OK, this is perhaps a 'worst case' scenario, and by no means one that is necessarily characteristic of a service such as the alcohol and drug service I mentioned or of Moodgym for instance.
What I agree on is that there is a lack of training in the field, but within practices run by professionals with a firm grasp of online dynamics as well as well thought out frameworks of intervention, is it really fair to raise such a worst case image?
In any case, therapists offline DO lose clients to suicide... there is a point beyond which I think it is naive to assume the ability, necessity, or 'ethical' compulsion to attempt to avert such.
you can find the legislation but only in german. there is no official translation for this kind of legislation - since it is not law but only an addendum to law. it has about 18 pages - so I did not translate it too :-)
http://bmg.gv.at/cms/site/attachments/6/8/3/CH0964/CMS1144348952885...
maybe a babelfish translation will make possible at least a core understanding of it?
Well yes, I think it totally fair to raise it - it is by sharing what you term as "worse case scenarios" that we learn from eachother and are able to decide best practice guidelines etc.
I in no way meant to imply that this is a characteristic of any services mentioned here of course. And I do agree that " it is naive to assume the ability, necessity, or 'ethical' compulsion to attempt to avert such" - I too advocate euthanasia and the right to end ones own life. But that is only my opinion - it is the collective knowledge we acquire through discussion and examination of cases and situations that not only may occur, but also are in my view fairly likely, such as the one I raised, and not a worst case scenario at all.

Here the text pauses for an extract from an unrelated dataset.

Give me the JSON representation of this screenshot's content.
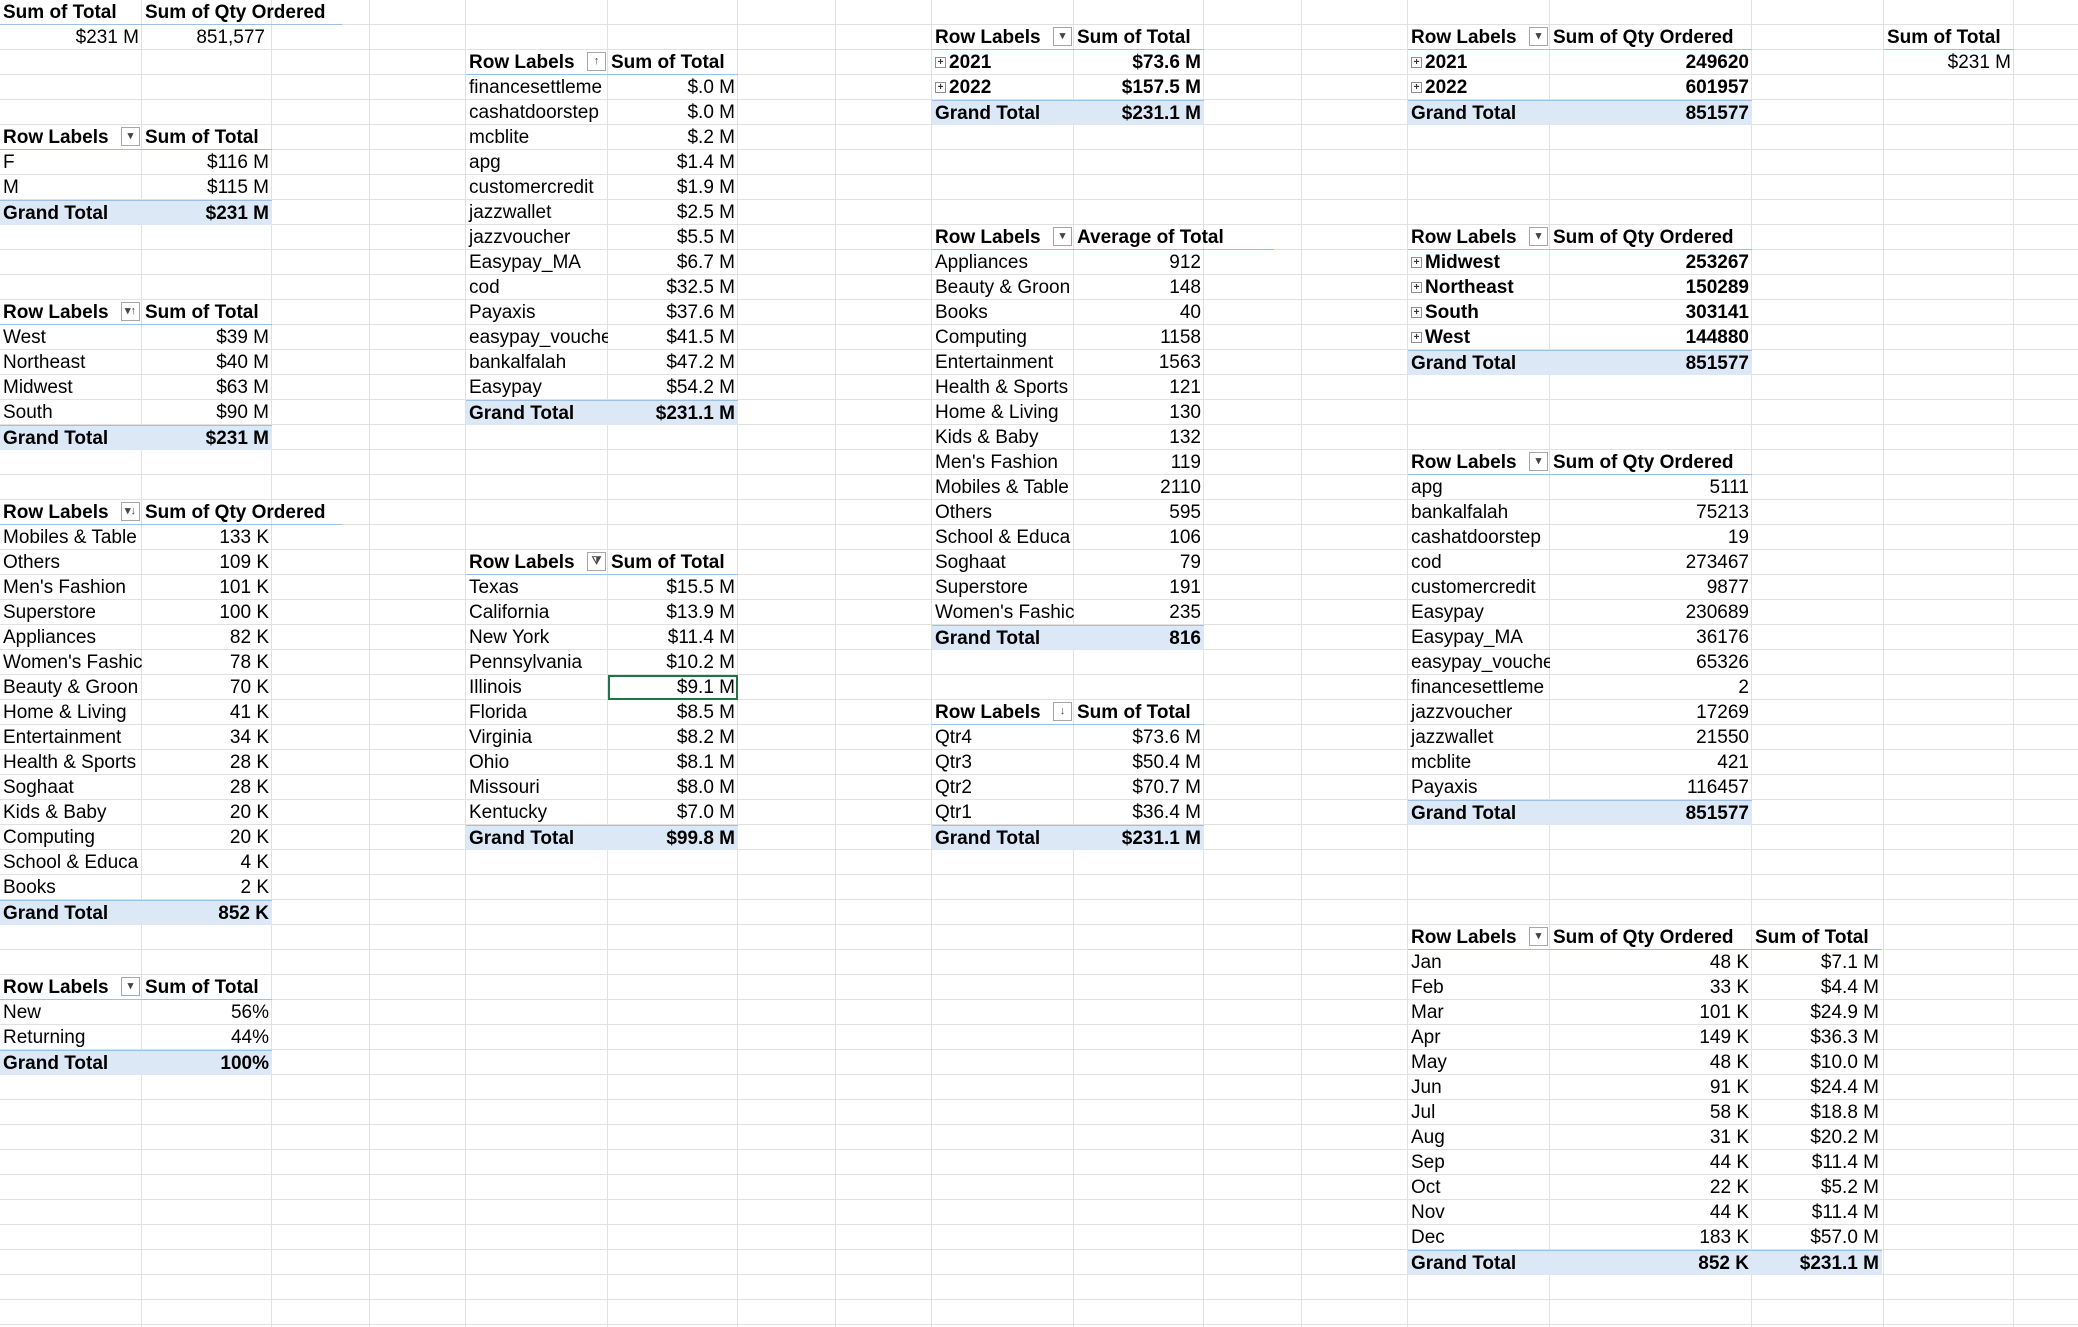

While professionals may have "a firm grasp of online dynamics as well as well thought out frameworks of intervention", that wont protect them from not having to consider the "worst case scenarios" and what they do in the event of them happening.
Kate
Leon Tan said:"So look at it this way - I am turning to the Internet for help to reach out to a professional, qualified and post-qualified counsellor who has a presence online. I find an organisation that is offering me a quick anonymous chat, and the disinhibition effect means I pour my heart out and by the end of the session allowed, I am suicidal, tell the counsellor so, and what will he or she do with that? This is exacerbated by lack of training in the field, but that is a different thread..."
OK, this is perhaps a 'worst case' scenario, and by no means one that is necessarily characteristic of a service such as the alcohol and drug service I mentioned or of Moodgym for instance.
What I agree on is that there is a lack of training in the field, but within practices run by professionals with a firm grasp of online dynamics as well as well thought out frameworks of intervention, is it really fair to raise such a worst case image?
In any case, therapists offline DO lose clients to suicide... there is a point beyond which I think it is naive to assume the ability, necessity, or 'ethical' compulsion to attempt to avert such.